Мне уже известно, что в Англии не принято вступать в разговор с человеком, которому не представлен по всей форме. По пусть ваша милость извинит меня за то, что я взял на себя смелость заговорить с вами, во-первых, потому, что я имею кое-что вам сказать, а если это но является для англичанина достаточным основанием, то еще и потому, что здесь, в Испании, обращаются со словами к любому, хотя бы этот любой и был англичанином.
Итак, вы написали по-английски статью в опровержение моей?
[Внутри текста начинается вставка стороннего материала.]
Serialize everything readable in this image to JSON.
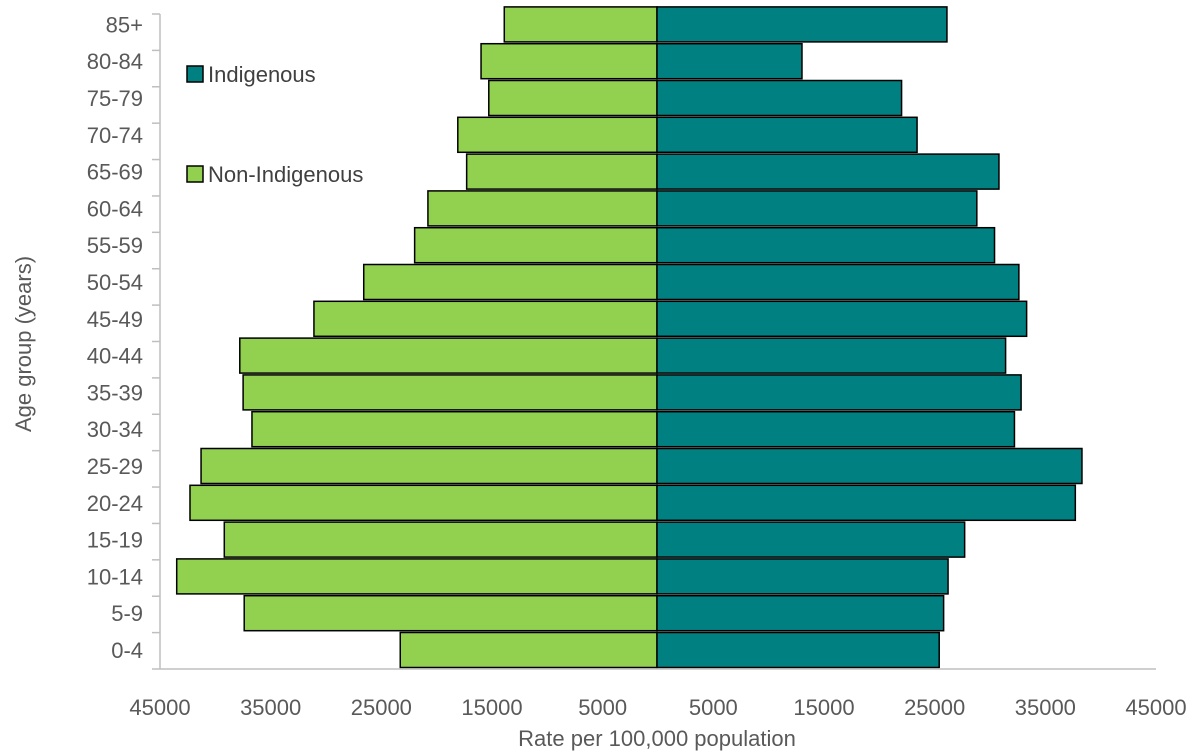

Вы не можете сказать, что мы, испанцы, негостеприимны; не сможете вы пожаловаться, конечно, и на пристрастность редактора газеты «Испанец», который не довольствуется тем, что пропускает статьи, противоречащие его взглядам и убеждениям его сотрудников, но даже переводит их на испанский язык, да еще на испанский язык «Испанца»! Без сомнения, вы не хотели злоупотреблять его любезностью и потому не попросили сделать вам перевод моей статьи на английский язык, прежде чем перевести на испанский ваш ответ на мою статью. А если бы вы об этой любезности попросили, может быть вам удалось бы попять меня, и мы были бы избавлены от необходимости обмениваться посланиями. Из этого не следует, что я считаю себя стоящим на достаточном уровне, чтобы понять англичанина. Истина заключается в том, что я писал для испанцев, а не для англичан; а если бы я писал для вас, то я бы не раз перед тем задумался. Вот почему совершенно несправедливо, когда к нам является Англия, чтобы измерить нас на аршин собственного прогресса, нас, новообращенных подданных свободы. Так что я полностью согласен с эпиграфом вашей статьи, который переводчики, конечно, не сумели перевести (где уж им понять столь возвышенный слог!), но в котором, как я догадываюсь, говорится, что опасно быть невеждой (это-то уже дошло до нас, испанцев!) и что когда пьешь из источника, на который ссылаетесь вы, то следует пить много. Признаюсь, что когда в присутствии англичанина речь заходит о выпивке, нам, испанцам обоих полушарий, остается только почтительно снять шляпы. Я говорю это, конечно, не для того, чтобы кого-нибудь оскорбить, а потому что это общеизвестная истина. И никаких поединков, пожалуйста! Ибо должен вам признаться, что я не какой-нибудь депутат, а человек из народа, и меня бы повесили, если бы я решился на поединок.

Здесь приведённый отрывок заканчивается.